The scanner comes with OCR software. I suppose and hope that Fujitsu did a lot of work and found the best OCR software.
The scanner software makes a PDF. The OCR software tries to recognize the words, so that the software can make a searchable PDF. Even if the OCR recognition isn't perfect, it can be very useful.
It seems to me that the Fujitsu fi-6230, suggested in the parent comment, is a poor design. It combines an automatic sheetfed scanner with a flatbed scanner for a lot more money. That doesn't make sense, since the attractive feature of the sheetfed scanner is its speed. Speed is important with a flatbed scanner, but not as important, since the operation will always be manual. It seems to me that it would be better to have a flatbed scanner that is a separate piece of equipment, rather than two pieces seemingly glued together, without any logical connection, since apparently the 6250 has two imaging elements.
Be careful about using Windows Search, as suggested in the parent comment. The Windows XP version is buggy, and sometimes won't look into files that are there. We use VCOM's PowerDesk pdfind.exe program, a older version of which is free. We also use Funduc Software's Search and Replace program.
Most scanners are quite slow, don't have automatic document feeders that allow scanning of papers of widely different sizes, and don't build OCR'd indexes inside the PDF files.
Re:The bigger problem is not OCR, it's which scann (Score:2, Informative)
Re:Reference management software (Score:2, Informative)
You can also set your preferences in Google Scholar to provide a link to the paper's citation in BibTex formatting. It isn't always 100% accurate, but it does save a lot of data entry time.
Re:Document Management Software and OCR (Score:1, Informative)
And as a current reference librarian at a major research institution I'll add my two cents.
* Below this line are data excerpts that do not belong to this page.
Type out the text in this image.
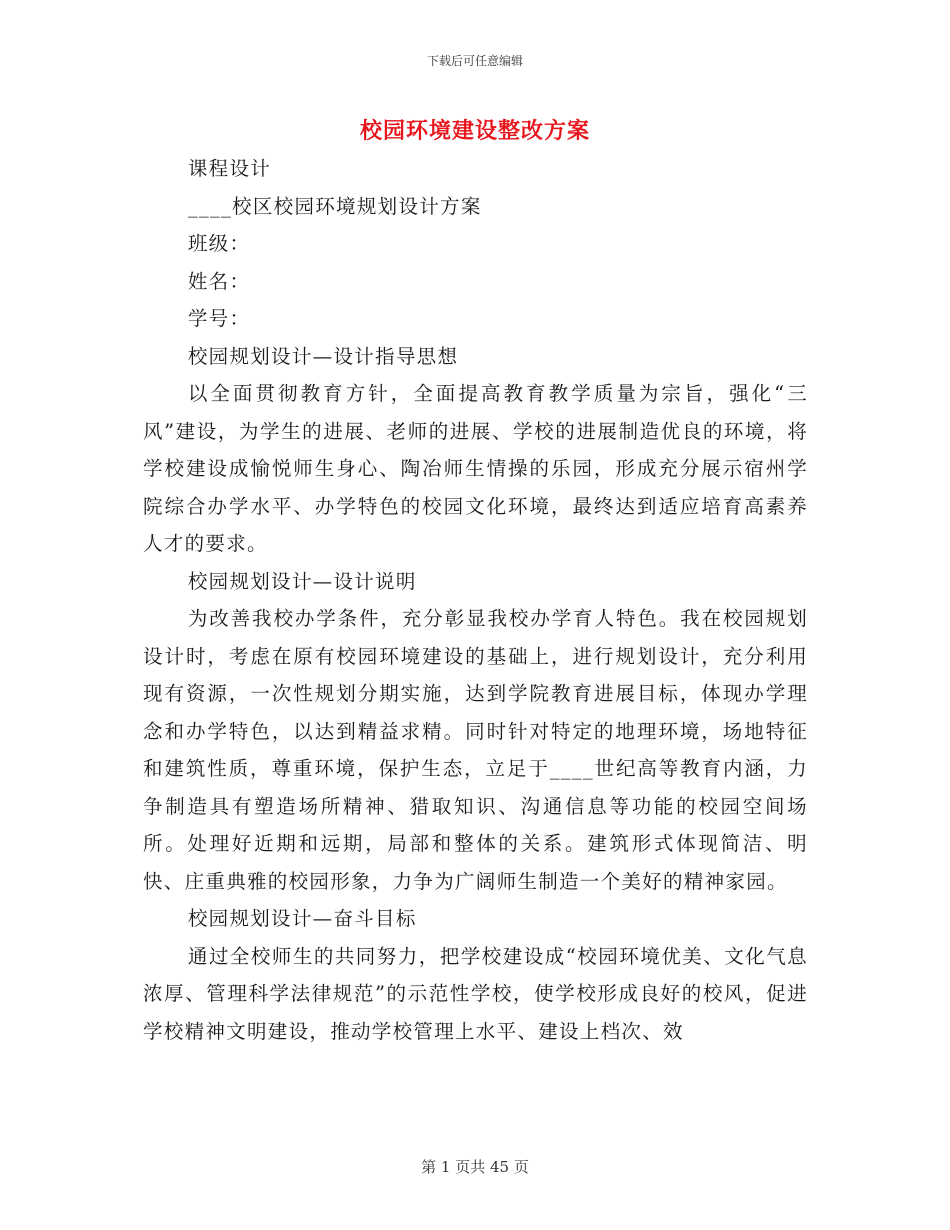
下载后可任意编辑
校园环境建设整改方案

课程设计

____校区校园环境规划设计方案

班级：

姓名：

学号：

校园规划设计—设计指导思想

以全面贯彻教育方针，全面提高教育教学质量为宗旨，强化“三风”建设，为学生的进展、老师的进展、学校的进展制造优良的环境，将学校建设成愉悦师生身心、陶冶师生情操的乐园，形成充分展示宿州学院综合办学水平、办学特色的校园文化环境，最终达到适应培育高素养人才的要求。

校园规划设计—设计说明

为改善我校办学条件，充分彰显我校办学育人特色。我在校园规划设计时，考虑在原有校园环境建设的基础上，进行规划设计，充分利用现有资源，一次性规划分期实施，达到学院教育进展目标，体现办学理念和办学特色，以达到精益求精。同时针对特定的地理环境，场地特征和建筑性质，尊重环境，保护生态，立足于____世纪高等教育内涵，力争制造具有塑造场所精神、猎取知识、沟通信息等功能的校园空间场所。处理好近期和远期，局部和整体的关系。建筑形式体现简洁、明快、庄重典雅的校园形象，力争为广阔师生制造一个美好的精神家园。

校园规划设计—奋斗目标

通过全校师生的共同努力，把学校建设成“校园环境优美、文化气息浓厚、管理科学法律规范”的示范性学校，使学校形成良好的校风，促进学校精神文明建设，推动学校管理上水平、建设上档次、效

第 1 页共 45 页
The journal articles that probably make up the bulk of his printed pdfs are already online, and professionally indexed, in the databases that his institution subscribes to or in Open Access repositories. He could use zotero to store a link to the original in that database and keep a local and fulltext indexed copy on his harddrive. And you won't have to worry about OCR. Depending on the field even many of the book chapters may be available as ebooks that could be handled the same way.
He could of course use repository software like DSpace or Fedora to create his own repository but why bother when the end result is ultimately redundant. Not to mention the fact that he won't be the copyright owner for much of what he archives so sharing the fruit of all this work could have legal complications.
And besides, if he's like most faculty, the contents of that binder are probably out-of-date, no matter how beloved they are.